Christine A. was also a monitor in the reading room in which Jonas could be found dutifully dashing off his homework before class. More than once he had felt her eyes on him when she thought he wasn’t looking, and he had long since been alerted to her indubitably high calibre by that little, aesthetic lightning bolt between his shoulder blades. Once, on walking past her and noticing that the sheet of paper in front of her was covered in figures and letters, he was tempted to say: ‘Beats me how you can be bothered with anything so abstract.’

‘What makes you think it’s so abstract?’ she asked.

‘Algebra’s all Greek to me,’ said Jonas.

‘Well, I could start by telling you that the word itself actually comes from the Arabic,’ she said. ‘And see here …’ She drew a six. ‘Six is a perfect number. D’you think that’s abstract?’ Jonas thought it looked like a hard-on. ‘If it weren’t for numbers, for mathematics, mankind would still be stuck in the Stone Age,’ said Christine A., and when the school bell chose just that moment to ring she coolly asked him to wait behind.

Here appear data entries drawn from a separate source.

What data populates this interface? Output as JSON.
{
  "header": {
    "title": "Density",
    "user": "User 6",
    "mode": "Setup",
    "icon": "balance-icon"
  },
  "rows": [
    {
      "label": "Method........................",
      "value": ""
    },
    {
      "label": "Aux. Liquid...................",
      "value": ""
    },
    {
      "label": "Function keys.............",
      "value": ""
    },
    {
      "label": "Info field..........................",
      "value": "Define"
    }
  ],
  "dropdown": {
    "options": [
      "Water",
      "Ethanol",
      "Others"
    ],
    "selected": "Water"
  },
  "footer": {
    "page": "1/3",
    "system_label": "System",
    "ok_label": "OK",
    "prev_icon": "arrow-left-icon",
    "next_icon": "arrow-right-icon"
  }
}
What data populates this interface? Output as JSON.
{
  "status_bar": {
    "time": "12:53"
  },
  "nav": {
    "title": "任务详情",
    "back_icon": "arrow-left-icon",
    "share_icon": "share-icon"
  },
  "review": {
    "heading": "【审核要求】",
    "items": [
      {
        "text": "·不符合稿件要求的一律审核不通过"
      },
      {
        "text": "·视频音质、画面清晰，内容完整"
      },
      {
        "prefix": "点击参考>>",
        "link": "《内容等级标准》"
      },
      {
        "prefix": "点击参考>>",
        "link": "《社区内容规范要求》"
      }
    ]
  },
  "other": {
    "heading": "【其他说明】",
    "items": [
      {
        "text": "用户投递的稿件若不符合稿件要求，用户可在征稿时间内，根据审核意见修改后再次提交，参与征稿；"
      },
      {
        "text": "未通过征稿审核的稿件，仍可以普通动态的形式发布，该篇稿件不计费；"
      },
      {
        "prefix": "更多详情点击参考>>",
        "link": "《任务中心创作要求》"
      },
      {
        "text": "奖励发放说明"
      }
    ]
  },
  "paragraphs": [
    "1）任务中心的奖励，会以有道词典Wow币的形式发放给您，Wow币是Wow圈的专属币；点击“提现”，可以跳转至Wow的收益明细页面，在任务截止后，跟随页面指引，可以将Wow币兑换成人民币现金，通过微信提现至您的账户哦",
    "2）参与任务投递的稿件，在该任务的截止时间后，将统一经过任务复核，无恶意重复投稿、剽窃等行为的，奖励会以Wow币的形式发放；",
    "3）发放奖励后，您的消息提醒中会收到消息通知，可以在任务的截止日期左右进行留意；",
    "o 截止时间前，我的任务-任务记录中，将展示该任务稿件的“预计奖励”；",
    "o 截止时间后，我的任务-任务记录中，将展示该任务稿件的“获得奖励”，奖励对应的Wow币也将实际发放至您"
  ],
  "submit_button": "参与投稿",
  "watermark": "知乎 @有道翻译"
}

When everyone, even the keenest chess players, had gone off to their classrooms she ushered him out of the room and led him, by the hand almost, up the stairs, past the gilt-lettered memorial plaques and the portraits of famous pupils, which always gave Jonas the feeling of being in a mausoleum, to the second floor where she let them in to room thirty-seven — one number that would come to hold some relevance for Jonas — where the school’s collection of antiquarian books was housed. Books for borrowing were also kept here, hence the reason that Christina A. had a key. Having little or no knowledge of these all-but secret chambers, Jonas stood for a moment running his eye around a room in which every available inch of wall space was taken up by bookshelves containing thousands of what looked like very old books indeed, with hide bindings in every shade of brown and spines of dull gold with patches of scuffed red showing here and there. Jonas could take books or leave them, but this quite took his breath away. The general impression, induced mainly by the galleries running round the three sides not overlooking the playground, with their stairs and iron railings, combined with the dust and the stuffy atmosphere, was of a set for a Gothic horror movie.

Christine A. pulled out an old book bound in parchment. ‘Feel this,’ she said. ‘Arithmetica Universalis,” Jonas read. Written by one Isaac Newton. An edition from 1732, if he read the Roman numerals aright. ‘Take a look inside,’ she said. Jonas leafed through the book, running his eye over words in Latin and rows of numbers with the odd set of brackets here and there; he could not help but find it beautiful. Christine A. produced another heavy volume bound in pale calfskin from a safe. Jonas opened it. ‘Ionnis Keppleri, Harmonices Mundi,’ he read, fingering the thick rag paper. ‘Kepler’s Third Law,’ she said. ‘A first edition from 1619.’ He pored over the text, the profusion of beautiful illustrations, the geometric drawings; ran his fingers over the letters, the indentations in the paper. ‘This must be worth a fair bit,’ said Jonas. ‘A quarter of a million kroner,” said Christine A. ‘Still think it’s abstract?’